565 P.2d 773 | Or. Ct. App. | 1977
Lead Opinion
Petitioners appeal dismissal of their petition to adopt their six grandchildren. The petitioners, the children and the natural parents are all American Indians.
The parental rights of the natural parents were terminated by the circuit court in 1975 and the children were permanently committed to the Children’s Services Division for possible adoption. This termination was affirmed on appeal. State ex rel Juv. Dept. v. Greybull, 23 Or App 674, 543 P2d 1079 (1975), Sup Ct review denied (1976). Subsequently, petitioners filed a petition for adoption of the six children in the circuit court. Respecting consent to adoption, the petition alleged that since the parental rights of the natural parents had been terminated their consent was not necessary and that the Children’s Services Division "may consent to the adoption of the Greybull children herein.” The Children’s Services Division, however, refused to consent to the adoption and moved for dismissal of the petition on that ground. The petition was dismissed and petitioners appeal.

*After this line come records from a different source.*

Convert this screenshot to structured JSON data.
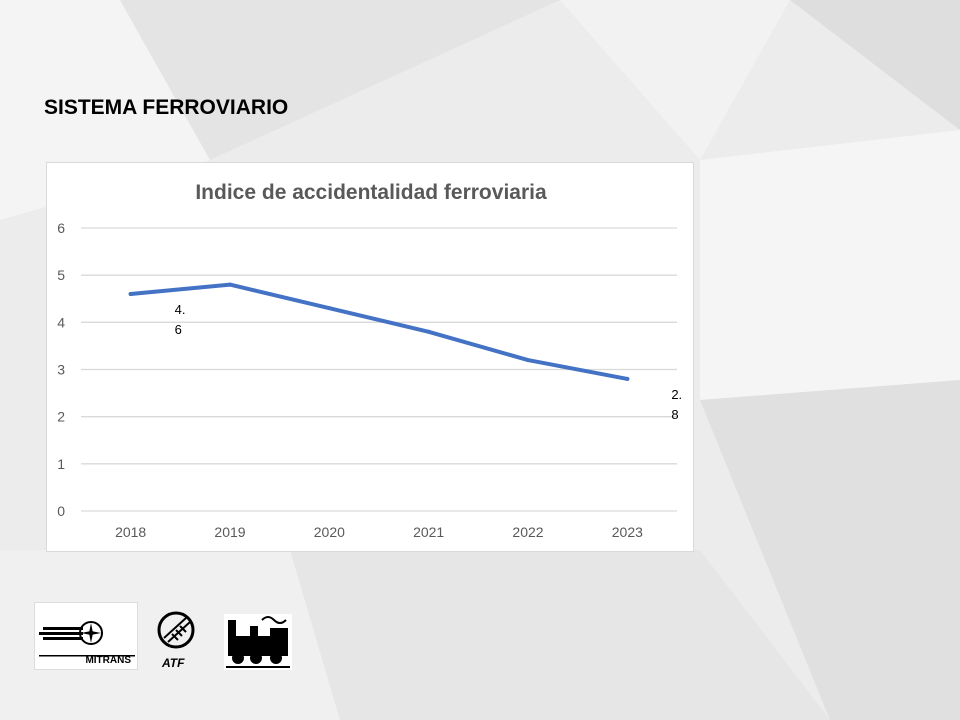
{
  "slide": {
    "title": "SISTEMA FERROVIARIO"
  },
  "logos": {
    "mitrans": "MITRANS",
    "atf": "ATF"
  },
  "colors": {
    "series": "#4472c4",
    "grid": "#d9d9d9",
    "axis_text": "#595959",
    "title_text": "#595959"
  },
  "chart_data": {
    "type": "line",
    "title": "Indice de accidentalidad ferroviaria",
    "categories": [
      "2018",
      "2019",
      "2020",
      "2021",
      "2022",
      "2023"
    ],
    "series": [
      {
        "values": [
          4.6,
          4.8,
          4.3,
          3.8,
          3.2,
          2.8
        ]
      }
    ],
    "data_labels": [
      {
        "category": "2018",
        "text": "4.\n6"
      },
      {
        "category": "2023",
        "text": "2.\n8"
      }
    ],
    "ylim": [
      0,
      6
    ],
    "yticks": [
      0,
      1,
      2,
      3,
      4,
      5,
      6
    ],
    "grid": true,
    "legend": "none"
  }
}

As a result of the termination of parental rights and commitment of the children to Children’s Services Division, the Division’s consent is jurisdictionally necessary for adoption. ORS 109.316; McCleskey v. Welfare Comm., 4 Or App 308, 477 P2d 235 (1970), Sup Ct review denied (1971). Petitioners concede the Division’s consent is required and they do not ask us to overrule our decision in McCleskey v. Welfare Comm., supra. Rather, they contend the court cannot accept Children’s Services Division’s refusal to consent until they have been given a due process hearing on the issue of consent. In addition, petitioners claim for the first time on appeal, without the benefit of any proof in the record, the Division has a policy of seeking to place Indian children for adoption in non-Indian homes. They contend this policy is a violation of the equal protection of the law and the court should have
We do not reach the substantive issue posed by petitioners since we hold the propriety of the Division’s refusal to consent cannot be raised in an adoption proceeding. Consent must be established as a jurisdictional fact and without it the court has no authority to proceed to consider the adoption petition. Withholding consent to adoption is an administrative decision and the court has no power to review an administrative decision in an adoption proceeding.
Affirmed.
Concurrence Opinion
concurring.
I concur based upon the unambiguous words of ORS 109.316 and the explicit holdings of McClesky v. Welfare Comm., 4 Or App 308, 477 P2d 235 (1970), rev den (1971), and State ex rel Juv. Dept. v. Kenneth M., 27 Or App 185, 555 P2d 933, rev den (1976). This case and the prior termination case illustrate the human damage that can result when lawyers rush to reach lofty constitutional principles without first doing the mundane analytical work necessary for choice of proper forum and procedure. We may infer that the hopes of the grandparents have been twice raised and dashed, and that the children, whose adoption should have been accomplished long ago, are still in limbo. Time taken to turn the wheels of justice works against these children. It is to their interest that this matter either be terminated or be raised in a manner which will allow its correct and speedy resolution, if there is such a manner.